"Chris Hostetter" <[EMAIL PROTECTED]> wrote:
> I haven't really delved into the MergePolicy work that's been done, but a
> recent Jira comment going me poking arround the javadocs -- MergePolicy is
> a public interface, which suggests clients are allowed to impliment it,
> leading me wonder about two things...
>
> 1) Writing a MergePolicy requires knowing about the package protected
> SegmentInfos class ... how do we expect people to make that work (i know
> we've said in the past that people shouldn't have to implement classes in
> the o.a.l namespace just to make thigns work for them)
Good point. Currently your class (implementing MergePolicy) must be
part of the o.a.l.index package, so you can see the package-protected
SegmentInfos/SegmentInfo classes. I had thought that was OK.

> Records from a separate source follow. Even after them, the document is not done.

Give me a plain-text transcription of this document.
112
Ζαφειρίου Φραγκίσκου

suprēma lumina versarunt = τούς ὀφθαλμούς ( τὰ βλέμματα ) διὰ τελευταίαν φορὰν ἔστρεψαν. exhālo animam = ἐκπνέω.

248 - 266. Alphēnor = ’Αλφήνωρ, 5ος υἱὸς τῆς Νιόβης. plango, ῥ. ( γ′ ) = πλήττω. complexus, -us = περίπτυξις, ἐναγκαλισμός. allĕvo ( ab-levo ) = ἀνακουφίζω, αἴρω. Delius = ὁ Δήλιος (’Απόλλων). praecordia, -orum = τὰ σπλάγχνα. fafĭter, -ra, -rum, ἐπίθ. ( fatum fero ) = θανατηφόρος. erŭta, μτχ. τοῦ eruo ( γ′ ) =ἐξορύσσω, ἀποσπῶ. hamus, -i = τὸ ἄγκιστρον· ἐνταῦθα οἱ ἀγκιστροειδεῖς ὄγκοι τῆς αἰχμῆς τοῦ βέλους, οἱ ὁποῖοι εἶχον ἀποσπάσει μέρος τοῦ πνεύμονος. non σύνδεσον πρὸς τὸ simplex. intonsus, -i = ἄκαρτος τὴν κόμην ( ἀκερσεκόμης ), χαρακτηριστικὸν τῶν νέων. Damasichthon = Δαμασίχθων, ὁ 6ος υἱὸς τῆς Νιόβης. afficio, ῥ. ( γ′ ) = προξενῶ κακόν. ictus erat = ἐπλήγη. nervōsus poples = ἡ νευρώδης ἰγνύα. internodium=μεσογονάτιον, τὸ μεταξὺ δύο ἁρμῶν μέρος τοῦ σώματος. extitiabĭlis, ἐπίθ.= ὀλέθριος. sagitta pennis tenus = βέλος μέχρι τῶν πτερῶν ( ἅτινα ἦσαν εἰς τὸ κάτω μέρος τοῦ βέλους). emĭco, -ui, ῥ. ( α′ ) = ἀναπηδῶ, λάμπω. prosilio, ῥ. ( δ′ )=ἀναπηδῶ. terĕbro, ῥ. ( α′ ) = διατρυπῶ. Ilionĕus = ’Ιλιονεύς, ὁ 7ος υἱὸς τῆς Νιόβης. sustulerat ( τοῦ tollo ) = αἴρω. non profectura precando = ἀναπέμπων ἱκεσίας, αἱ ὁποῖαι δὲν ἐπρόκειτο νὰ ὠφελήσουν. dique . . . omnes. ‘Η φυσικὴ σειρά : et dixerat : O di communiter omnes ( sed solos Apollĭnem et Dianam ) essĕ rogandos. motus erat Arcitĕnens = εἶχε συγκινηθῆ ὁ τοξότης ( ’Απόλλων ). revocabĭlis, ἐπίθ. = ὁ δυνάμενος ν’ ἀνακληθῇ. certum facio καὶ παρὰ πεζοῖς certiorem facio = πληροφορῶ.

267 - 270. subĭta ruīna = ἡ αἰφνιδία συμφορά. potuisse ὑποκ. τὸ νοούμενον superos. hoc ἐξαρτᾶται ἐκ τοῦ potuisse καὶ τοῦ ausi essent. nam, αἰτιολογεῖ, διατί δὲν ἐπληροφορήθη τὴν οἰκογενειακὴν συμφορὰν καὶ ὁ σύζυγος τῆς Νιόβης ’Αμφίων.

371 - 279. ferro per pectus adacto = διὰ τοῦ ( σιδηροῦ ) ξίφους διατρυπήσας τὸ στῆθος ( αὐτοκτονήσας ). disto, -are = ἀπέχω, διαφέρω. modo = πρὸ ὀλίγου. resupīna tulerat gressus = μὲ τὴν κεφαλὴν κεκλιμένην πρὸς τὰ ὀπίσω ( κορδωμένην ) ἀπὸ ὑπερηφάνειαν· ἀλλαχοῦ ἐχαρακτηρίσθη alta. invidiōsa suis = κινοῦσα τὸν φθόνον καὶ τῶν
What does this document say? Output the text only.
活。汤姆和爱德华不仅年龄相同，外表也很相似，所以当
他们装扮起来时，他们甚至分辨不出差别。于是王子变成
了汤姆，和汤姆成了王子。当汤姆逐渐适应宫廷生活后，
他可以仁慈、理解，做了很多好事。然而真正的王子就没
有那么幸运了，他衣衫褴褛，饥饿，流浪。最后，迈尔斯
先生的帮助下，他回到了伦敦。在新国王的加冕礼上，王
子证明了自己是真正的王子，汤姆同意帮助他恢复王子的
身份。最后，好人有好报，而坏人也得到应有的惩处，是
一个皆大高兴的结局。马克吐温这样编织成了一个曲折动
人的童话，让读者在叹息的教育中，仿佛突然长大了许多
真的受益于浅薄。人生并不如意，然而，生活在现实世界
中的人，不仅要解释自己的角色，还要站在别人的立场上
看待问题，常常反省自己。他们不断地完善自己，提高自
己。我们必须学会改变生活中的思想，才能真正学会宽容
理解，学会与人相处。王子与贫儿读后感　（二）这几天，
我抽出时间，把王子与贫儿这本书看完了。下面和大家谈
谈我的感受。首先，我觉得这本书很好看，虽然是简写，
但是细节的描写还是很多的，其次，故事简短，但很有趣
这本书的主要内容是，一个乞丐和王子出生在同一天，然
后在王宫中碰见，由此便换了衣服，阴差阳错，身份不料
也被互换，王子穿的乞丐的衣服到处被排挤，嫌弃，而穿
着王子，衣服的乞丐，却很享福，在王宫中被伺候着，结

Is it really so bad to require users to put their class into the
o.a.l.index package, when what they are doing is a very advanced
thing?
The only other option I can see is to make SegmentInfos/SegmentInfo
public.
Maybe we should add API warning caveats in the javadocs ("this API is
advanced & new & may change") like we have now for Payloads, and leave
the package-protection in place for now to limit usage to brave early
adopters (even if we intend later to make things public)?
> 2) should we instead make this an abstract base class to help "future
> proof" ourselves against wanting to add support for more "optional"

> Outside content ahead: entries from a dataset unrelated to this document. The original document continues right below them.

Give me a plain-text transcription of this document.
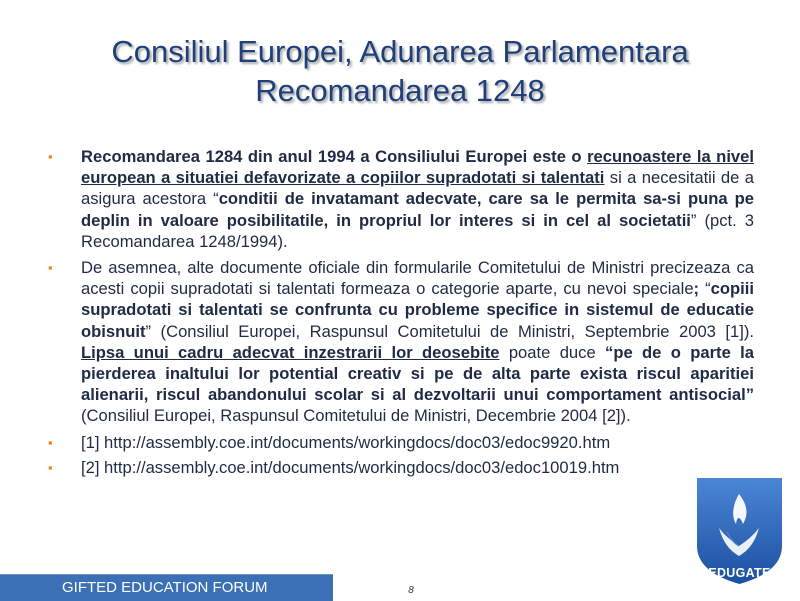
Consiliul Europei, Adunarea Parlamentara
Recomandarea 1248
▪ Recomandarea 1284 din anul 1994 a Consiliului Europei este o recunoastere la nivel european a situatiei defavorizate a copiilor supradotati si talentati si a necesitatii de a asigura acestora “conditii de invatamant adecvate, care sa le permita sa-si puna pe deplin in valoare posibilitatile, in propriul lor interes si in cel al societatii” (pct. 3 Recomandarea 1248/1994).
▪ De asemnea, alte documente oficiale din formularile Comitetului de Ministri precizeaza ca acesti copii supradotati si talentati formeaza o categorie aparte, cu nevoi speciale; “copiii supradotati si talentati se confrunta cu probleme specifice in sistemul de educatie obisnuit” (Consiliul Europei, Raspunsul Comitetului de Ministri, Septembrie 2003 [1]). Lipsa unui cadru adecvat inzestrarii lor deosebite poate duce “pe de o parte la pierderea inaltului lor potential creativ si pe de alta parte exista riscul aparitiei alienarii, riscul abandonului scolar si al dezvoltarii unui comportament antisocial” (Consiliul Europei, Raspunsul Comitetului de Ministri, Decembrie 2004 [2]).
▪ [1] http://assembly.coe.int/documents/workingdocs/doc03/edoc9920.htm
▪ [2] http://assembly.coe.int/documents/workingdocs/doc03/edoc10019.htm
GIFTED EDUCATION FORUM	8
EDUGATE
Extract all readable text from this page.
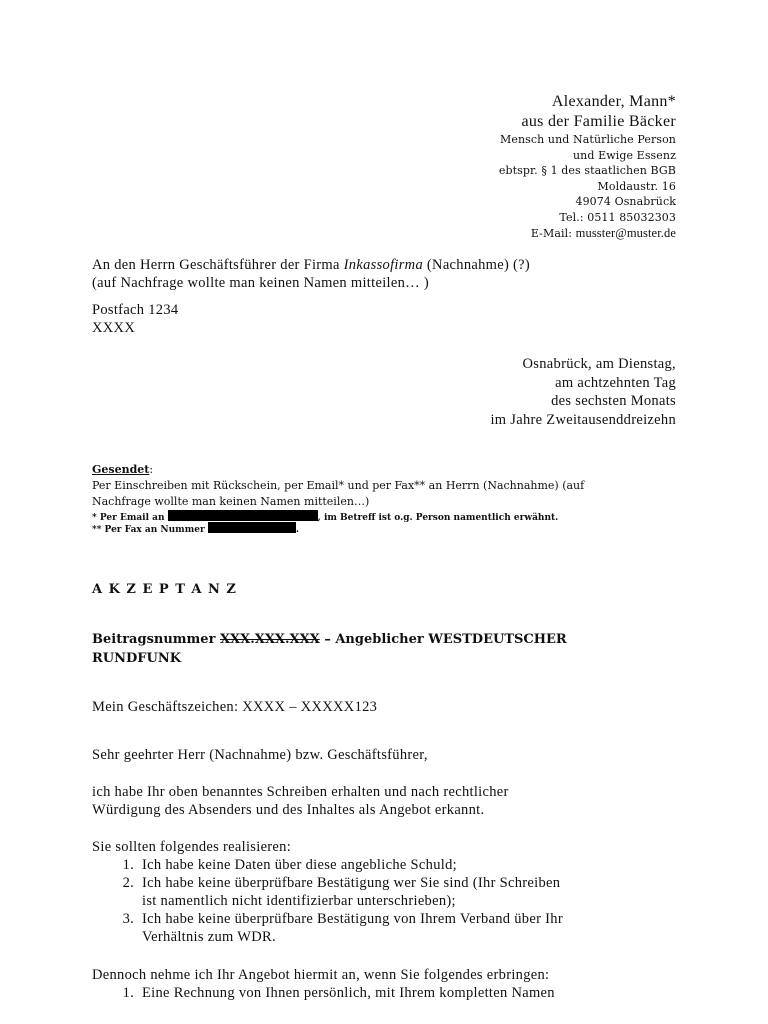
Alexander, Mann*
aus der Familie Bäcker
Mensch und Natürliche Person
und Ewige Essenz
ebtspr. § 1 des staatlichen BGB
Moldaustr. 16
49074 Osnabrück
Tel.: 0511 85032303
E-Mail: musster@muster.de
An den Herrn Geschäftsführer der Firma Inkassofirma (Nachnahme) (?)
(auf Nachfrage wollte man keinen Namen mitteilen… )
Postfach 1234
XXXX
Osnabrück, am Dienstag,
am achtzehnten Tag
des sechsten Monats
im Jahre Zweitausenddreizehn
Gesendet:
Per Einschreiben mit Rückschein, per Email* und per Fax** an Herrn (Nachnahme) (auf
Nachfrage wollte man keinen Namen mitteilen…)
* Per Email an	, im Betreff ist o.g. Person namentlich erwähnt.
** Per Fax an Nummer	.
A K Z E P T A N Z
Beitragsnummer XXX.XXX.XXX – Angeblicher WESTDEUTSCHER
RUNDFUNK
Mein Geschäftszeichen: XXXX – XXXXX123
Sehr geehrter Herr (Nachnahme) bzw. Geschäftsführer,
ich habe Ihr oben benanntes Schreiben erhalten und nach rechtlicher
Würdigung des Absenders und des Inhaltes als Angebot erkannt.
Sie sollten folgendes realisieren:
1. Ich habe keine Daten über diese angebliche Schuld;
2. Ich habe keine überprüfbare Bestätigung wer Sie sind (Ihr Schreiben
ist namentlich nicht identifizierbar unterschrieben);
3. Ich habe keine überprüfbare Bestätigung von Ihrem Verband über Ihr
Verhältnis zum WDR.
Dennoch nehme ich Ihr Angebot hiermit an, wenn Sie folgendes erbringen:
1. Eine Rechnung von Ihnen persönlich, mit Ihrem kompletten Namen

> methods we might want to allow MergePolicies to specify?
>
> (this being the age old interface vs bse class discussion ... providing a
> base class allows us add support for new methods later by providing
> defaults, interfaces can never be changed except in major leases (ie:
> X.0)
>
> For example: suppose down the road we want to support an option like yonik
> describes here...
>
> https://issues.apache.org/jira/browse/LUCENE-1043?#action_12539675
> > More controversial: maybe even expand the number of docs that can be
> > bulk copied by not bothering removing deleted docs if it's some very small
> > number (unless it's an optimize). This is probably not worth it.
>
> ...this is the kind ofthing a MergePolicy could specify with some new
> method...
> public float getMaxAllowedPercentageOfDeletedDocsIgnored() {
> return 0.0f;
> }
> ...that individual MergePolicies could override.

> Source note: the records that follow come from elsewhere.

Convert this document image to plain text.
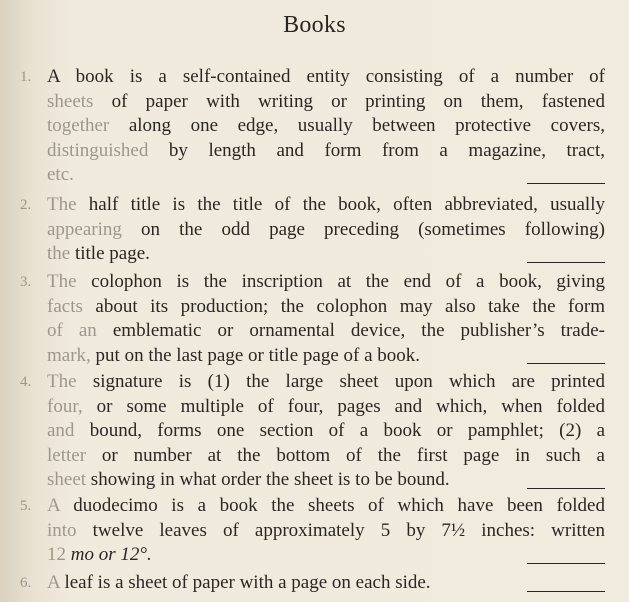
Books
1. A book is a self-contained entity consisting of a number of
sheets of paper with writing or printing on them, fastened
together along one edge, usually between protective covers,
distinguished by length and form from a magazine, tract,
etc.
2. The half title is the title of the book, often abbreviated, usually
appearing on the odd page preceding (sometimes following)
the title page.
3. The colophon is the inscription at the end of a book, giving
facts about its production; the colophon may also take the form
of an emblematic or ornamental device, the publisher’s trade-
mark, put on the last page or title page of a book.
4. The signature is (1) the large sheet upon which are printed
four, or some multiple of four, pages and which, when folded
and bound, forms one section of a book or pamphlet; (2) a
letter or number at the bottom of the first page in such a
sheet showing in what order the sheet is to be bound.
5. A duodecimo is a book the sheets of which have been folded
into twelve leaves of approximately 5 by 7½ inches: written
12 mo or 12°.
6. A leaf is a sheet of paper with a page on each side.
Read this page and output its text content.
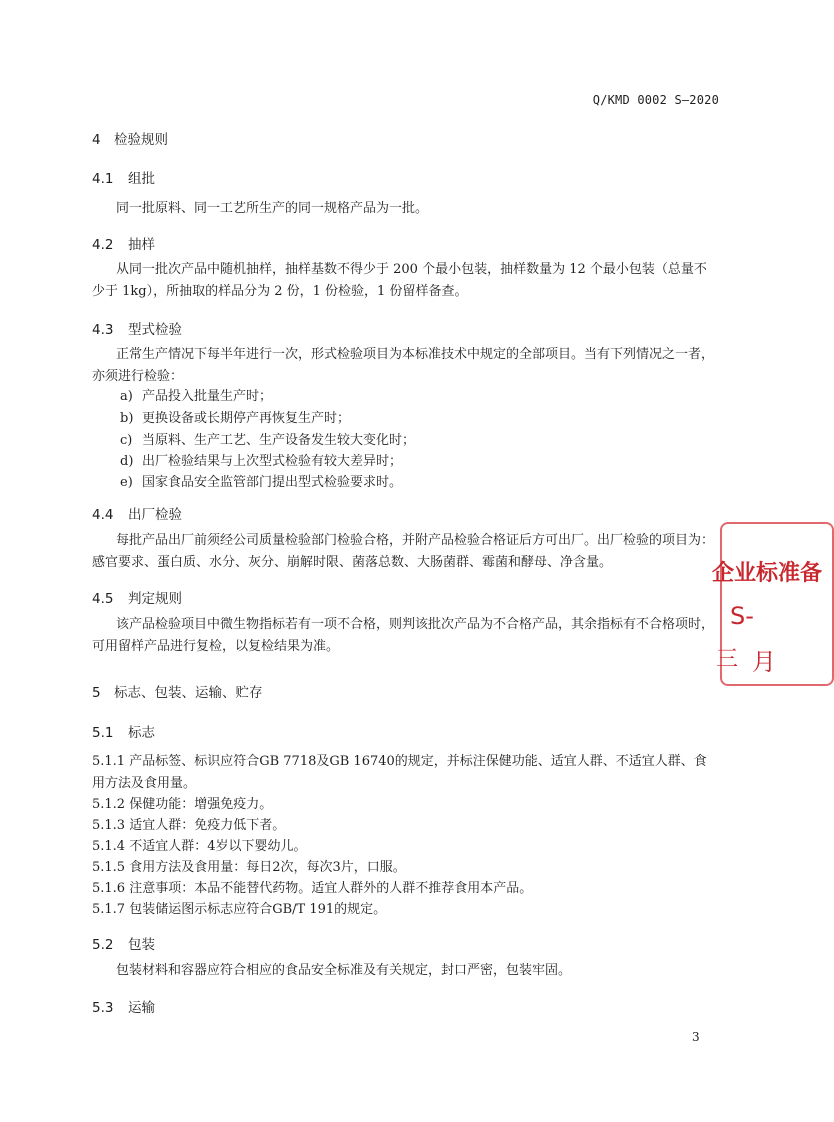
Q/KMD 0002 S—2020
4 检验规则
4.1 组批
同一批原料、同一工艺所生产的同一规格产品为一批。
4.2 抽样
从同一批次产品中随机抽样，抽样基数不得少于 200 个最小包装，抽样数量为 12 个最小包装（总量不少于 1kg），所抽取的样品分为 2 份，1 份检验，1 份留样备查。
4.3 型式检验
正常生产情况下每半年进行一次，形式检验项目为本标准技术中规定的全部项目。当有下列情况之一者，亦须进行检验：
a) 产品投入批量生产时；
b) 更换设备或长期停产再恢复生产时；
c) 当原料、生产工艺、生产设备发生较大变化时；
d) 出厂检验结果与上次型式检验有较大差异时；
e) 国家食品安全监管部门提出型式检验要求时。
4.4 出厂检验
每批产品出厂前须经公司质量检验部门检验合格，并附产品检验合格证后方可出厂。出厂检验的项目为：感官要求、蛋白质、水分、灰分、崩解时限、菌落总数、大肠菌群、霉菌和酵母、净含量。
4.5 判定规则
该产品检验项目中微生物指标若有一项不合格，则判该批次产品为不合格产品，其余指标有不合格项时，可用留样产品进行复检，以复检结果为准。
5 标志、包装、运输、贮存
5.1 标志
5.1.1 产品标签、标识应符合GB 7718及GB 16740的规定，并标注保健功能、适宜人群、不适宜人群、食用方法及食用量。
5.1.2 保健功能：增强免疫力。
5.1.3 适宜人群：免疫力低下者。
5.1.4 不适宜人群：4岁以下婴幼儿。
5.1.5 食用方法及食用量：每日2次，每次3片，口服。
5.1.6 注意事项：本品不能替代药物。适宜人群外的人群不推荐食用本产品。
5.1.7 包装储运图示标志应符合GB/T 191的规定。
5.2 包装
包装材料和容器应符合相应的食品安全标准及有关规定，封口严密，包装牢固。
5.3 运输
3
企业标准备
S-
三 月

Switching to an abstract base class is a good idea. I think it's
important to reserve the freedom to add default methods in-between
major releases. I'll work out a patch.
> Perhaps the broader question is: do we really want/expect people to write
> their own MergePolicies, or is hte interface just to provide an
> abstraction for picking one of the provided Impls? ... in that case, it
> seems like we should lock down the API a bit more (we can always open it
> up later)
I *think* people will want to implement their own merge policies,
though it is of course hard to tell at this point :). EG use cases:
customize optimize to NOT merge the very large segments; favor merging
segments that have many pending deletes; postpone heavy merging until
overnight when search traffic is low; make a merge policy that's free
to merge non-adjacent segments (though we can't do that one until we
fix IndexWriter to accept such a MergeSpecification).